Una regione, l’Abruzzo, dove non solo esiste un rischio sismico ma anche idrogeologico. Nonostante ciò nella regione non esiste ancora il Servizio geologico e sismico, già attivo in altre realtà italiane. È questa una delle tematiche al centro del convegno che si è tenuto l’1 e il 2 marzo scorso a Teramo dal titolo “Il bacino idrografico: sottili equilibri di un sistema complesso”, organizzato dall’Ordine dei geologi dell’Abruzzo, dagli Ordini di architetti e ingegneri di Teramo e dalla Federazione degli ordini dei dottori agronomi della Regione.
“Nel solo Abruzzo – ha affermato Giorgio Di Bartolomeo, consigliere nazionale dei geologi – il ministero dell’Ambiente ha censito oltre 178 comuni per circa 600 chilometri quadrati di aree complessive a potenziale rischio idrogeologico più elevato”.
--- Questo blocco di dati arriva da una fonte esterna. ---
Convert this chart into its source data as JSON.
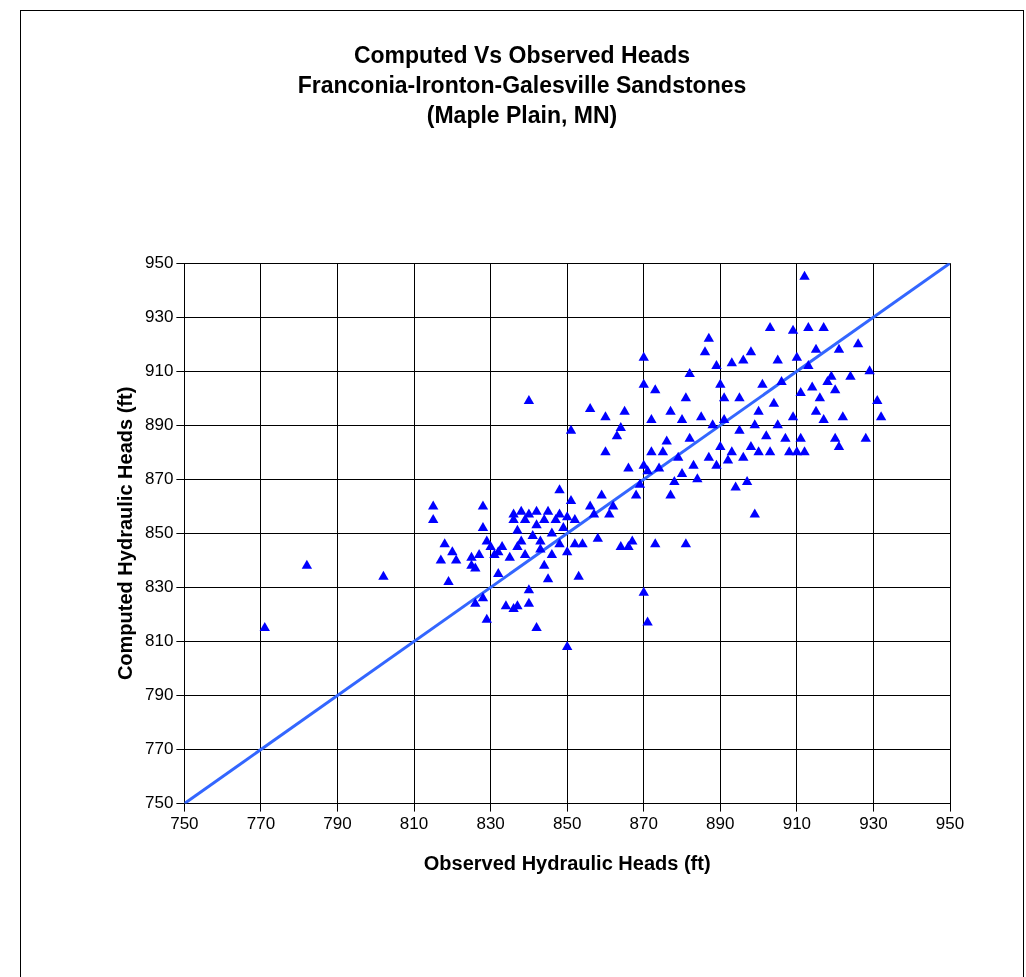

Secondo i geologi abruzzesi, la complessità dei fenomeni geologici e idraulici, insieme alla crescita delle attività antropiche, richiede un’attenzione sempre maggiore e capillare, ma anche l’istituzione di nuove strutture operative sul territorio che sappiano gestire e monitorare i fenomeni nonché coordinare gli interventi di pianificazione e risanamento, come appunto il Servizio geologico e sismico, ormai indispensabile. All’incontro è intervenuto anche il presidente dell’Ordine dei geologi dell’Abruzzo, Nicola Tullo, che ha dichiarato: “i dati sul dissesto idrogeologico riportati dal Piano per l’assetto idrogeologico dei bacini abruzzesi e del bacino interregionale del fiume Sangro, approvato nel 2008, sono eloquenti: 258 le località abitate instabili, l’85% dei comuni abruzzesi è a rischio frane, alluvioni ed erosioni. In termini percentuali oltre il 12% del territorio regionale è interessato da dissesti”.
“È necessario – ha proseguito Tullo – avviare una diversa politica di prevenzione e gestione del territorio, un nuovo modello di governance basato su una corretta e consapevole pianificazione e programmazione territoriale, seguendo un più moderno approccio interdisciplinare”.